Doing business in China is gradually getting easier, said Skidmore Owings partner Gene Schnair. Business should continue to become more transparent and consistent, he ventured, now that China is a member of the WTO, which sets rules for direct foreign investment and international joint ventures.

DIFFERENT BUSINESS STYLE
That said, China, which is still ruled by political heirs of the men who founded the Chinese Communist Party in Xintiandi more than 80 years ago, still does not do business the way capitalist countries do.

"There's still a long way to go to have open investment and capital flow," said Ellen Lou, a Hong Kong native and associate partner at Skidmore Owings. However, commercial contracts, which were often disregarded by Chinese companies when China first opened to the capitalist world in the late 1970s, ''are very serious documents and are honored," she said.

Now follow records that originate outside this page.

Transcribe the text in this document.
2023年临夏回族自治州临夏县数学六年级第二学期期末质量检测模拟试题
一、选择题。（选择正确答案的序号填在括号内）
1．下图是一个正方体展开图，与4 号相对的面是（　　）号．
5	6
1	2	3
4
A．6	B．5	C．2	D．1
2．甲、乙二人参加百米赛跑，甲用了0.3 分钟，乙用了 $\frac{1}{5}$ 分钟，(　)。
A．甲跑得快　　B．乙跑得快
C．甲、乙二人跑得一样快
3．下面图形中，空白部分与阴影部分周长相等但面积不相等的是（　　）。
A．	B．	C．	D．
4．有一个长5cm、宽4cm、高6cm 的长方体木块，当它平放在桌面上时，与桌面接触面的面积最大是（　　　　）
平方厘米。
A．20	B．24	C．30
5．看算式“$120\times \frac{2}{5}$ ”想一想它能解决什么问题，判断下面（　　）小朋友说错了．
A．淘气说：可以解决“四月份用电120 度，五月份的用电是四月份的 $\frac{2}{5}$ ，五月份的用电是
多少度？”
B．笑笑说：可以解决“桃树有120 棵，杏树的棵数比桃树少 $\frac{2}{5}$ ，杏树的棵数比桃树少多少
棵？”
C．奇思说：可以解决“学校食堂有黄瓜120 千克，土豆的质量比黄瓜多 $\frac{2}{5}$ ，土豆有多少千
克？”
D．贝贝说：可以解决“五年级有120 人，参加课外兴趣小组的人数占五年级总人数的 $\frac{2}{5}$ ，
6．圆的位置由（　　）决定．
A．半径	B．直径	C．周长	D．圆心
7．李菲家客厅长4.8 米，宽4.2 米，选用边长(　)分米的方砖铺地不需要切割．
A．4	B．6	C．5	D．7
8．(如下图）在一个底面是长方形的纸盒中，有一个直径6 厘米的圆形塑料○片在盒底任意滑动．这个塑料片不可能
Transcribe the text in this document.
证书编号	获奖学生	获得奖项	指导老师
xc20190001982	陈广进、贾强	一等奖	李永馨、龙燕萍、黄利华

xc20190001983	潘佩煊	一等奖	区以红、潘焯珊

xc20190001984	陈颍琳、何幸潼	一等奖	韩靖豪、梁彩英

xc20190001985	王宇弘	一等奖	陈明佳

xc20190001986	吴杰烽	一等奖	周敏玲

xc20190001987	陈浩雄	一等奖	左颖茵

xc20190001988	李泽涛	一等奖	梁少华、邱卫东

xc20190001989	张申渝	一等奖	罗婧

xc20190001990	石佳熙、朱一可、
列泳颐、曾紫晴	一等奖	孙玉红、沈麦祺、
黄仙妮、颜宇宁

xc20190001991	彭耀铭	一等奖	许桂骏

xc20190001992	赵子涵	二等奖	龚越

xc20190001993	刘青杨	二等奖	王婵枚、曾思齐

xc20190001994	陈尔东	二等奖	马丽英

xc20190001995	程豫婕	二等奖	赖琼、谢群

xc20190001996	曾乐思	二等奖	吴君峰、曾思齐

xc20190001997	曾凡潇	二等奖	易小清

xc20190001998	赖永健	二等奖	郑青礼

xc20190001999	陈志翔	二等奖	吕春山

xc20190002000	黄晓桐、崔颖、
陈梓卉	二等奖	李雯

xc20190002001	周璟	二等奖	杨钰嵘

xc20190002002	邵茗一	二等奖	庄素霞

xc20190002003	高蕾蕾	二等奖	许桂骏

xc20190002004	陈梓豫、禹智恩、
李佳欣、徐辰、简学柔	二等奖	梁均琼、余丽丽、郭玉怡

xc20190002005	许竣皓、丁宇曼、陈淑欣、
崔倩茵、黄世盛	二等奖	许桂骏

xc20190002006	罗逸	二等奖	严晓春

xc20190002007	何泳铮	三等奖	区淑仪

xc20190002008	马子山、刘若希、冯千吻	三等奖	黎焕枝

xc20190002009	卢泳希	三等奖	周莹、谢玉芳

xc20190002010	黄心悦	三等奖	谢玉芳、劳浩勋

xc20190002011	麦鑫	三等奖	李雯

Now that Xintiandi is finished, its San Francisco architects and Hong Kong developers are moving on to other projects, such as the decadelong build-out envisioned for the surrounding Taipingqiao district.

"The idea is not to build a high-rise city, but five- or six-story centers, with bookstores, piazzas and so on. It's a neighborhood approach," Kriken said.

"A lot of the work that's going on in Shanghai is just growth," he said. "We are trying to create for the long-term, and make the city as livable as possible."